How much clinical information should we share?

 

For the past week or so I have engaged other physicians and nonphysician psychotherapists in a discussion about exchange of clinical information in the service of coordination of treatment. In my own practice a primary care physician prescribed psychiatric medications to a young man I was treating, and when I contacted the physician by telephone he explained that he did not realize I was involved in the man's care since I had not sent him copies of my progress notes, this despite the fact that I had previously discussed the case with him by telephone. A psychologist to whom I referred a patient for cognitive behavior therapy faxes me a copy of every progress note. I find that I rarely read the entire document, and I wonder whether it is worth the trouble to upload each one to the electronic medical record. Another physician whom I know well started a patient (whom I had been treating for years) on fluoxetine without contacting me by telephone or suggesting to the patient that he discuss with me whether medication might help his symptoms.
 
I often contact primary care physicians when I plan to assume care of one of their patients, but I have rarely sent progress notes or even evaluation records, and the physicians have rarely asked me to do so. I almost always contact involved psychotherapists, but generally it seems that we both assume that transfer of information will occur only as indicated. (It has bothered me some in the past that this means that if the patient drops out of treatment with one or the other of us, the other may not know.) 
 
From what I have heard from colleagues it seems that only the rare psychiatrist makes a practice of regularly sending copies of records. Providing records on a regular basis take even more time than receiving such records.
 
The response from primary care physicians generally involves some resentment that despite their best attempts they have little success in engaging psychiatrists in regular communication. In fact many report that psychiatrists do not even return their phone calls.
 
In my experience patients have seemed reluctant to divulge personal information they assume my records will contain to their primary care physician. I do attempt to omit from the record information I deem sensitive, however sometimes I consider such information critical to documenting justification for treatment decisions and include it.
 
Of course, the patient has ultimate control over who sees their record. I have often received signed authorizations from other providers, but when I contacted the patient to request that they sign my authorization and confirm that they do in fact want the records released, either they deny authorization, or they do not respond at all.

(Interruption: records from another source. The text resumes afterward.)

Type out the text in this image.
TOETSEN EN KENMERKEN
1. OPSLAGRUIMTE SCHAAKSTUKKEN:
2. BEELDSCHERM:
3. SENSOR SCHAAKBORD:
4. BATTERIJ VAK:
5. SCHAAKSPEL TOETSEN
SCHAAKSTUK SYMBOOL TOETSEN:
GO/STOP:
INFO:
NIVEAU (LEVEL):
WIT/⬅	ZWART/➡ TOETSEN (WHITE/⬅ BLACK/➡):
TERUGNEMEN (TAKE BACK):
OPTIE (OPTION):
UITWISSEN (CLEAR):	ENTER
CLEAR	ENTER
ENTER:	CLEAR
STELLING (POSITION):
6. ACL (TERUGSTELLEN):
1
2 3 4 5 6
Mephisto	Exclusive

Ultimately, I always consider that the patient assumes ultimate responsibility for failure to release records.
 
This is yet another area in which the cloud-based electronic medical record could save time and minimize error. Neither clinician should have to transmit records to the other. The patient should simply have the power to decide which clinician can access their record. The electronic medical record might also have the capability to alert other providers to updates, allowing them to keep abreast of changes in treatment, especially those that might impact their own management of the case.
 
I have resolved to more aggressively question other members of the treatment team before arriving at a plan for exchange of clinical information.